As he intervened to keep the women from performing a deal they had agreed to, the deal brokers took revenge by attacking his family's cattle.

Thuan said even his worried wife had tried to talk him out of the job.

"But some couples have come to thank me after giving birth to their children. As the head of the village, it’s my responsibility to look out for them," he said.

Captain Tran Danh Hoa, head of the Huu Kiem Commune Police Department, said some women made it clear that they had no valuables to sell and thus must sell their babies to make money.

Some of them simply thought that "they should just earn money first and have another baby later."

He said that aside from convincing pregnant women and their families, the task force also keeps an eye on any strangers behaving suspiciously in the area, as they could be brokers who work for human trafficking rings.

Tổ canh bào thai của xã Hữu Kiệm đang nói chuyện với chị Lữ Thị Mùi (thứ hai, góc trái), về phòng, chống mua bán người.

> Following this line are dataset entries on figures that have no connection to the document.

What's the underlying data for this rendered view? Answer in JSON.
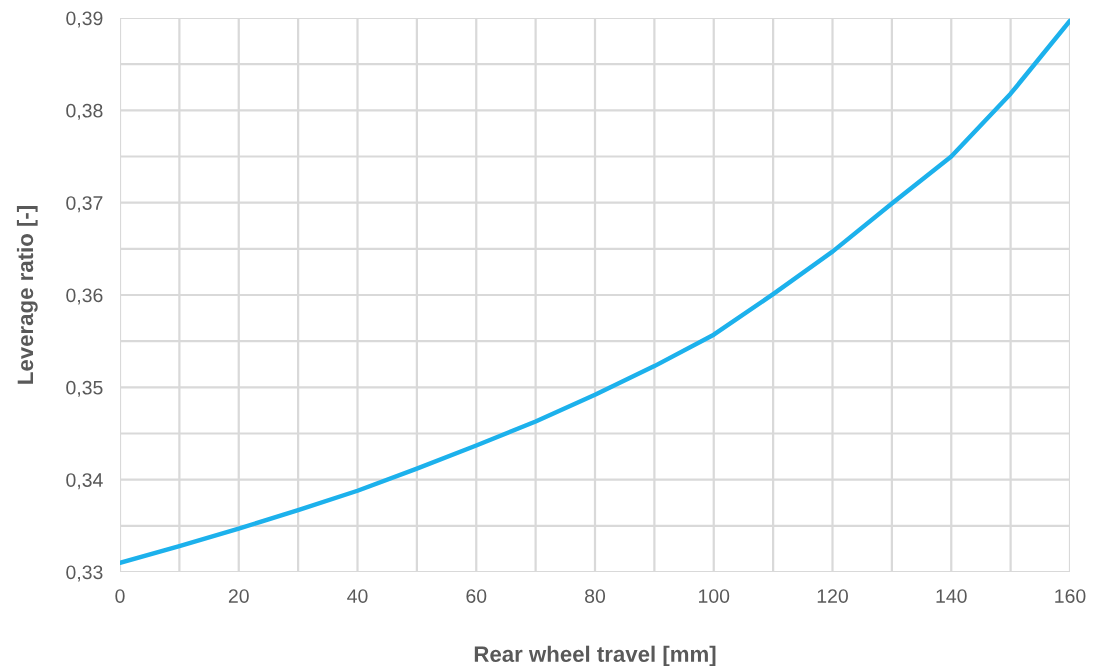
{
  "chart_data": {
    "type": "line",
    "xlabel": "Rear wheel travel [mm]",
    "ylabel": "Leverage ratio [-]",
    "x": [
      0,
      10,
      20,
      30,
      40,
      50,
      60,
      70,
      80,
      90,
      100,
      110,
      120,
      130,
      140,
      150,
      160
    ],
    "series": [
      {
        "color": "#1cb1ec",
        "values": [
          0.331,
          0.3328,
          0.3347,
          0.3367,
          0.3388,
          0.3412,
          0.3437,
          0.3463,
          0.3492,
          0.3523,
          0.3557,
          0.3601,
          0.3647,
          0.3699,
          0.375,
          0.3818,
          0.3897
        ]
      }
    ],
    "xlim": [
      0,
      160
    ],
    "ylim": [
      0.33,
      0.39
    ],
    "xticks": [
      0,
      {
        "value": 10,
        "label": null
      },
      20,
      {
        "value": 30,
        "label": null
      },
      40,
      {
        "value": 50,
        "label": null
      },
      60,
      {
        "value": 70,
        "label": null
      },
      80,
      {
        "value": 90,
        "label": null
      },
      100,
      {
        "value": 110,
        "label": null
      },
      120,
      {
        "value": 130,
        "label": null
      },
      140,
      {
        "value": 150,
        "label": null
      },
      160
    ],
    "yticks": [
      {
        "value": 0.33,
        "label": "0,33"
      },
      {
        "value": 0.335,
        "label": null
      },
      {
        "value": 0.34,
        "label": "0,34"
      },
      {
        "value": 0.345,
        "label": null
      },
      {
        "value": 0.35,
        "label": "0,35"
      },
      {
        "value": 0.355,
        "label": null
      },
      {
        "value": 0.36,
        "label": "0,36"
      },
      {
        "value": 0.365,
        "label": null
      },
      {
        "value": 0.37,
        "label": "0,37"
      },
      {
        "value": 0.375,
        "label": null
      },
      {
        "value": 0.38,
        "label": "0,38"
      },
      {
        "value": 0.385,
        "label": null
      },
      {
        "value": 0.39,
        "label": "0,39"
      }
    ],
    "grid": true,
    "marker": "none",
    "line_style": "solid"
  }
}
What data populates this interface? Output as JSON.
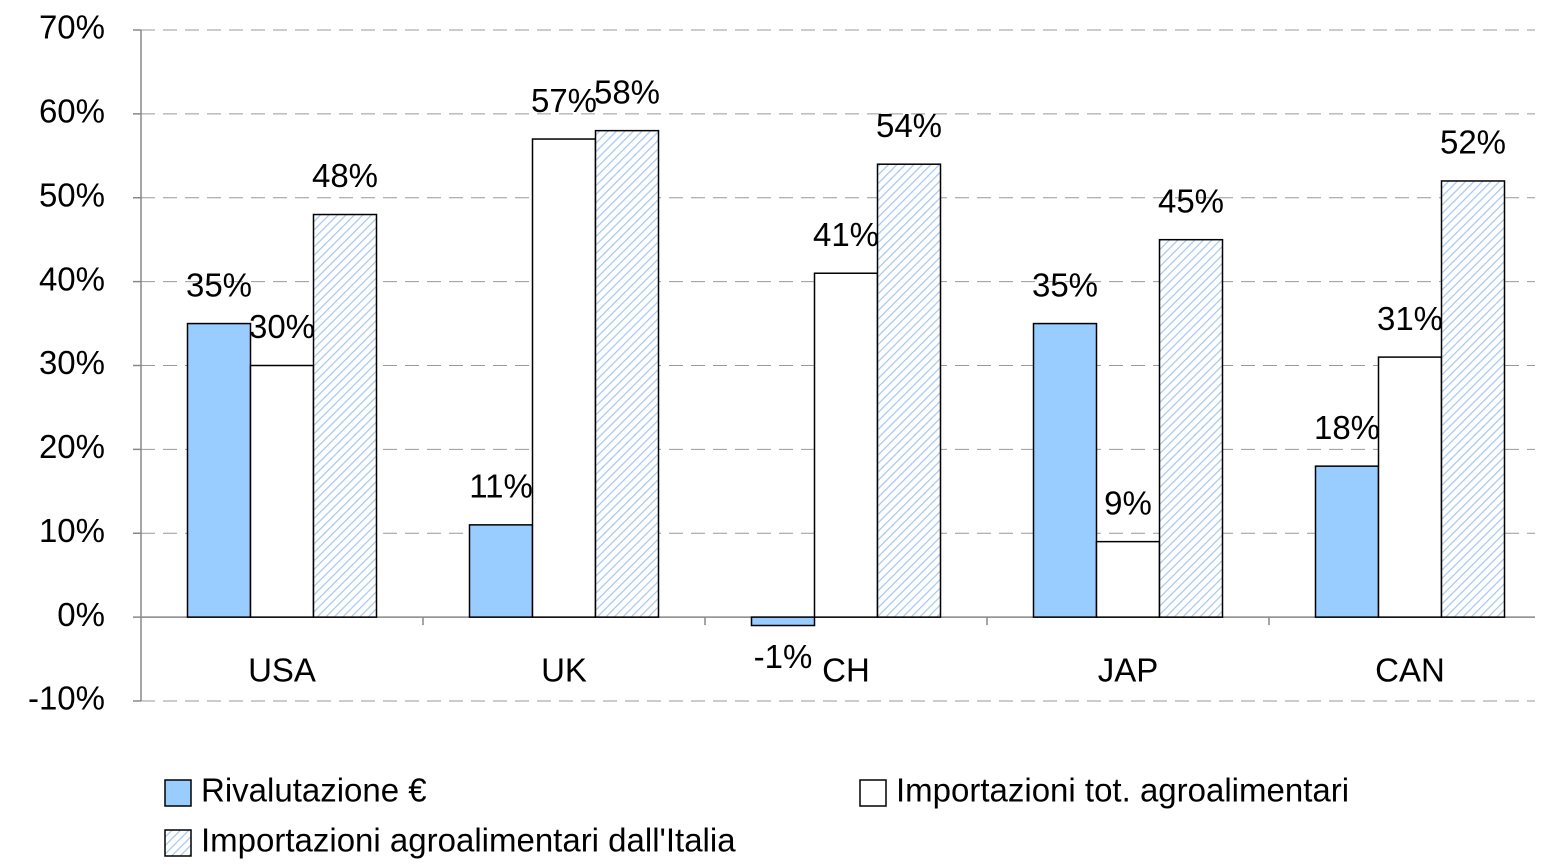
{
  "chart_data": {
    "type": "bar",
    "categories": [
      "USA",
      "UK",
      "CH",
      "JAP",
      "CAN"
    ],
    "series": [
      {
        "name": "Rivalutazione €",
        "color": "#99ccff",
        "values": [
          35,
          11,
          -1,
          35,
          18
        ],
        "value_labels": [
          "35%",
          "11%",
          "-1%",
          "35%",
          "18%"
        ]
      },
      {
        "name": "Importazioni tot. agroalimentari",
        "color": "#ffffff",
        "values": [
          30,
          57,
          41,
          9,
          31
        ],
        "value_labels": [
          "30%",
          "57%",
          "41%",
          "9%",
          "31%"
        ]
      },
      {
        "name": "Importazioni agroalimentari dall'Italia",
        "color": "#a8c8f0",
        "pattern": "hatch",
        "values": [
          48,
          58,
          54,
          45,
          52
        ],
        "value_labels": [
          "48%",
          "58%",
          "54%",
          "45%",
          "52%"
        ]
      }
    ],
    "ylim": [
      -10,
      70
    ],
    "yticks": [
      {
        "value": -10,
        "label": "-10%"
      },
      {
        "value": 0,
        "label": "0%"
      },
      {
        "value": 10,
        "label": "10%"
      },
      {
        "value": 20,
        "label": "20%"
      },
      {
        "value": 30,
        "label": "30%"
      },
      {
        "value": 40,
        "label": "40%"
      },
      {
        "value": 50,
        "label": "50%"
      },
      {
        "value": 60,
        "label": "60%"
      },
      {
        "value": 70,
        "label": "70%"
      }
    ],
    "grid": true,
    "legend": "bottom"
  }
}
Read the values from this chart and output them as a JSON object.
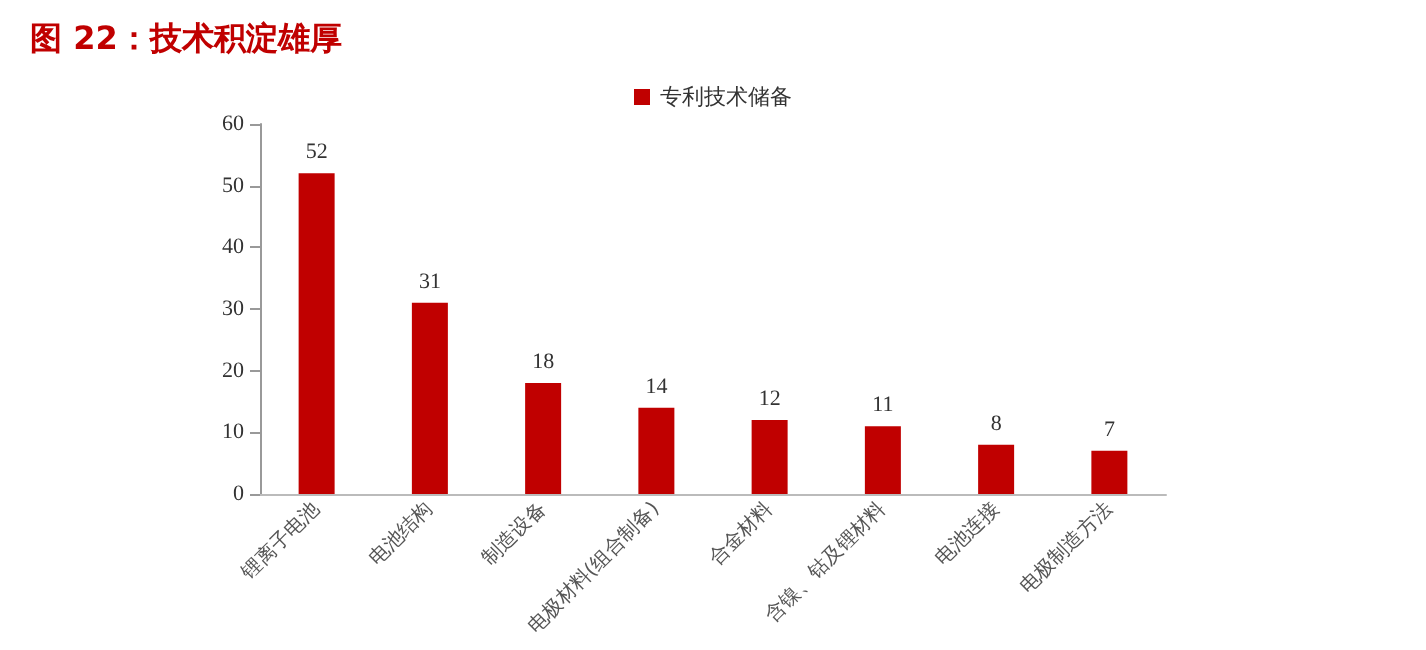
{
  "chart_data": {
    "type": "bar",
    "title": "图 22：技术积淀雄厚",
    "categories": [
      "锂离子电池",
      "电池结构",
      "制造设备",
      "电极材料(组合制备)",
      "合金材料",
      "含镍、钴及锂材料",
      "电池连接",
      "电极制造方法"
    ],
    "series": [
      {
        "name": "专利技术储备",
        "color": "#c00000",
        "values": [
          52,
          31,
          18,
          14,
          12,
          11,
          8,
          7
        ]
      }
    ],
    "ylim": [
      0,
      60
    ],
    "yticks": [
      0,
      10,
      20,
      30,
      40,
      50,
      60
    ],
    "grid": false,
    "legend": "top",
    "data_labels": true
  }
}
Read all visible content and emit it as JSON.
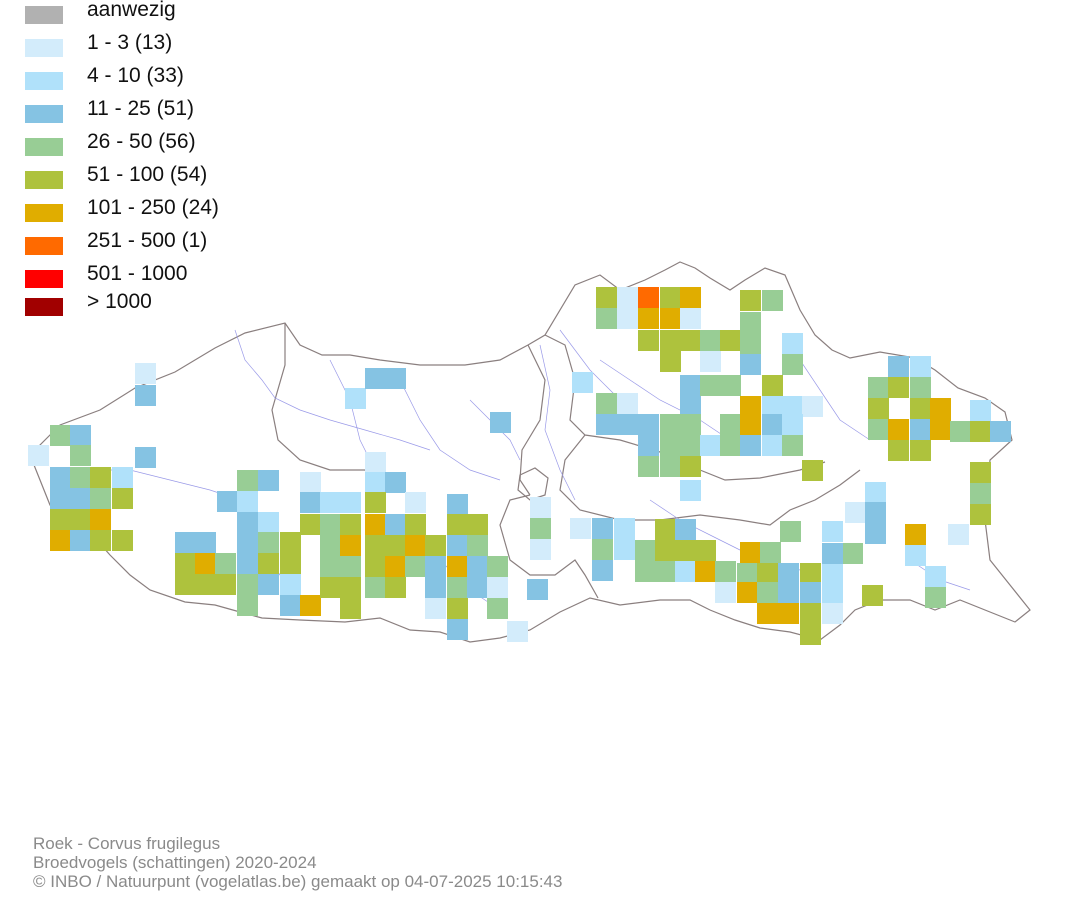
{
  "legend": [
    {
      "label": "aanwezig",
      "color": "#b1b1b1"
    },
    {
      "label": "1 - 3 (13)",
      "color": "#d3ecfb"
    },
    {
      "label": "4 - 10 (33)",
      "color": "#b0e1fa"
    },
    {
      "label": "11 - 25 (51)",
      "color": "#85c3e3"
    },
    {
      "label": "26 - 50 (56)",
      "color": "#98cd95"
    },
    {
      "label": "51 - 100 (54)",
      "color": "#aec23d"
    },
    {
      "label": "101 - 250 (24)",
      "color": "#e0ad00"
    },
    {
      "label": "251 - 500 (1)",
      "color": "#ff6a00"
    },
    {
      "label": "501 - 1000",
      "color": "#ff0000"
    },
    {
      "label": "> 1000",
      "color": "#a10000"
    }
  ],
  "footer": {
    "species": "Roek - Corvus frugilegus",
    "dataset": "Broedvogels (schattingen) 2020-2024",
    "credit": "© INBO / Natuurpunt (vogelatlas.be) gemaakt op 04-07-2025 10:15:43"
  },
  "colors": {
    "border": "#8a7f7f",
    "rivers": "#9a9ae8",
    "footer_text": "#8a8a8a"
  }
}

Lu Thi Mui (2nd, R) talks to officials and police at her home in November 2023. Photo by VnExpress/Duc Hung

Lu Thi Mui, 24, who is currently in her ninth month of pregnancy, said she felt annoyed and uncomfortable at first when the task force came to her, but now she understands why they have to do so.

"This is my flesh and blood, how could I sell it away?" she said.

The central province of Nghe An, around 300 km (190 miles) south of Hanoi, has been put on high alert for human trafficking in recent years.

The mothers, mostly uneducated tribal women, easily fell into the traps of brokers who promised handsome payments for giving birth in China.

China, the world’s most populous country, suffers from one of the worst gender imbalance rates in the world due to the one-child policy and the illegal abortion of female fetuses. This has been a major factor behind the trafficking of Vietnamese women and girls across the border, and now, newborns.